Thanks to the wonders of modern technology, the Media Station’s three oversized screens offer a lot of information from all areas of Egyptian culture on the subjects of the “Provenance”, “Uses” and “Production” for the different materials. Like the exhibition itself, this interactive experience is sorted according to the different materials: clay, faience, stone, metal, wood and other organic materials.
The immutable nature of gold fuelled the belief that it was the material of the flesh of the gods. In order to guarantee that mortals – especially the King – would remain unchanged for eternity, coffins and other funerary equipment were made out of gold or gilded. Since silver needed to be imported from the Near East and the Aegean, it was originally (in the Old Kingdom) considered more precious than gold. Later, gold became more valuable, with a ratio of 2:1 in the New Kingdom and 10:1 in the Ptolemaic Period.
During the Pharaonic Period, Egypt was relatively barren of timber, meaning that wood was often re-used and statues and coffins pegged together out of many smaller pieces. Wooden objects were precious and reserved for the upper class. Trees, such as sycamores, tamarisks, acacias and various palm trees, mostly grew in gardens. Additionally, woods such as cedar from the Lebanon or ebony from Central Africa were imported in large quantities. The greatest demand for wood came from shipwrights. In construction, wood was used for individual pieces such as columns or architraves in private houses or for shrines and baldachins.

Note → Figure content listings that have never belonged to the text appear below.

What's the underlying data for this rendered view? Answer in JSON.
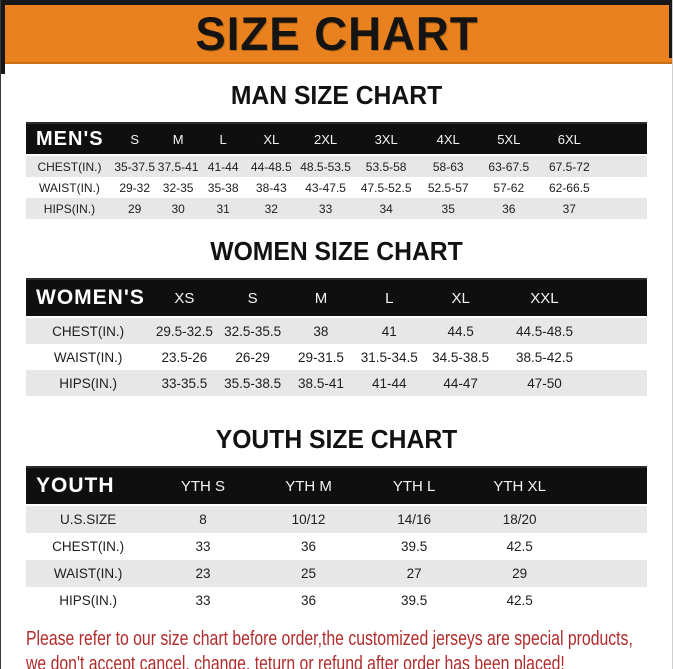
{
  "title": "SIZE CHART",
  "sections": [
    {
      "heading": "MAN SIZE CHART",
      "table": {
        "header": [
          "MEN'S",
          "S",
          "M",
          "L",
          "XL",
          "2XL",
          "3XL",
          "4XL",
          "5XL",
          "6XL"
        ],
        "rows": [
          [
            "CHEST(IN.)",
            "35-37.5",
            "37.5-41",
            "41-44",
            "44-48.5",
            "48.5-53.5",
            "53.5-58",
            "58-63",
            "63-67.5",
            "67.5-72"
          ],
          [
            "WAIST(IN.)",
            "29-32",
            "32-35",
            "35-38",
            "38-43",
            "43-47.5",
            "47.5-52.5",
            "52.5-57",
            "57-62",
            "62-66.5"
          ],
          [
            "HIPS(IN.)",
            "29",
            "30",
            "31",
            "32",
            "33",
            "34",
            "35",
            "36",
            "37"
          ]
        ]
      }
    },
    {
      "heading": "WOMEN SIZE CHART",
      "table": {
        "header": [
          "WOMEN'S",
          "XS",
          "S",
          "M",
          "L",
          "XL",
          "XXL"
        ],
        "rows": [
          [
            "CHEST(IN.)",
            "29.5-32.5",
            "32.5-35.5",
            "38",
            "41",
            "44.5",
            "44.5-48.5"
          ],
          [
            "WAIST(IN.)",
            "23.5-26",
            "26-29",
            "29-31.5",
            "31.5-34.5",
            "34.5-38.5",
            "38.5-42.5"
          ],
          [
            "HIPS(IN.)",
            "33-35.5",
            "35.5-38.5",
            "38.5-41",
            "41-44",
            "44-47",
            "47-50"
          ]
        ]
      }
    },
    {
      "heading": "YOUTH SIZE CHART",
      "table": {
        "header": [
          "YOUTH",
          "YTH S",
          "YTH M",
          "YTH L",
          "YTH XL"
        ],
        "rows": [
          [
            "U.S.SIZE",
            "8",
            "10/12",
            "14/16",
            "18/20"
          ],
          [
            "CHEST(IN.)",
            "33",
            "36",
            "39.5",
            "42.5"
          ],
          [
            "WAIST(IN.)",
            "23",
            "25",
            "27",
            "29"
          ],
          [
            "HIPS(IN.)",
            "33",
            "36",
            "39.5",
            "42.5"
          ]
        ]
      }
    }
  ],
  "footer": {
    "line1": "Please refer to our size chart before order,the customized jerseys are special products,",
    "line2": "we don't accept cancel, change, teturn or refund after order has been placed!"
  },
  "colors": {
    "banner_orange": "#E8811E",
    "header_black": "#0F0F0F",
    "row_gray": "#E7E7E7",
    "footer_red": "#B02C2C"
  }
}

Unlike the individual presentation of the masterpiece objects on the outside of the exhibition block, the inside banks on numbers: some 700 objects in large, open exhibition cases, sorted according to material (clay, faience, stone, metal and organic materials such as wood and papyrus) illustrate their variety. Different types of objects show the uses they were put to, while unfinished pieces and tools describe the work process in creating them.
Three wall cases on one side of the room contain examples of faience and painted wall decoration. Tiles from the underground galleries of the Pyramid of Djoser in Sakkara imitate reed mats in a more durable material; preliminary sketches for a painting from the walls of a Theban tomb provide insight into the work process. Between them, foundation ceremonies, with their succession of rituals, are explained and foundation deposits from different periods can be seen.
Tall exhibition cases are arranged around the centre of the room to provide an enclosed space. On the outside, individual displays reminiscent of jewellers’ showcases highlight 20 masterpieces from all types of material, among them quite famous pieces such as the glass chalice of Thutmosis III., the gold signet ring of Ramses II., the small faience hippopotami of the Middle Kingdom, a curved sword with gold inlays and the head of red jasper, an acquisition of the Friends of the Museum.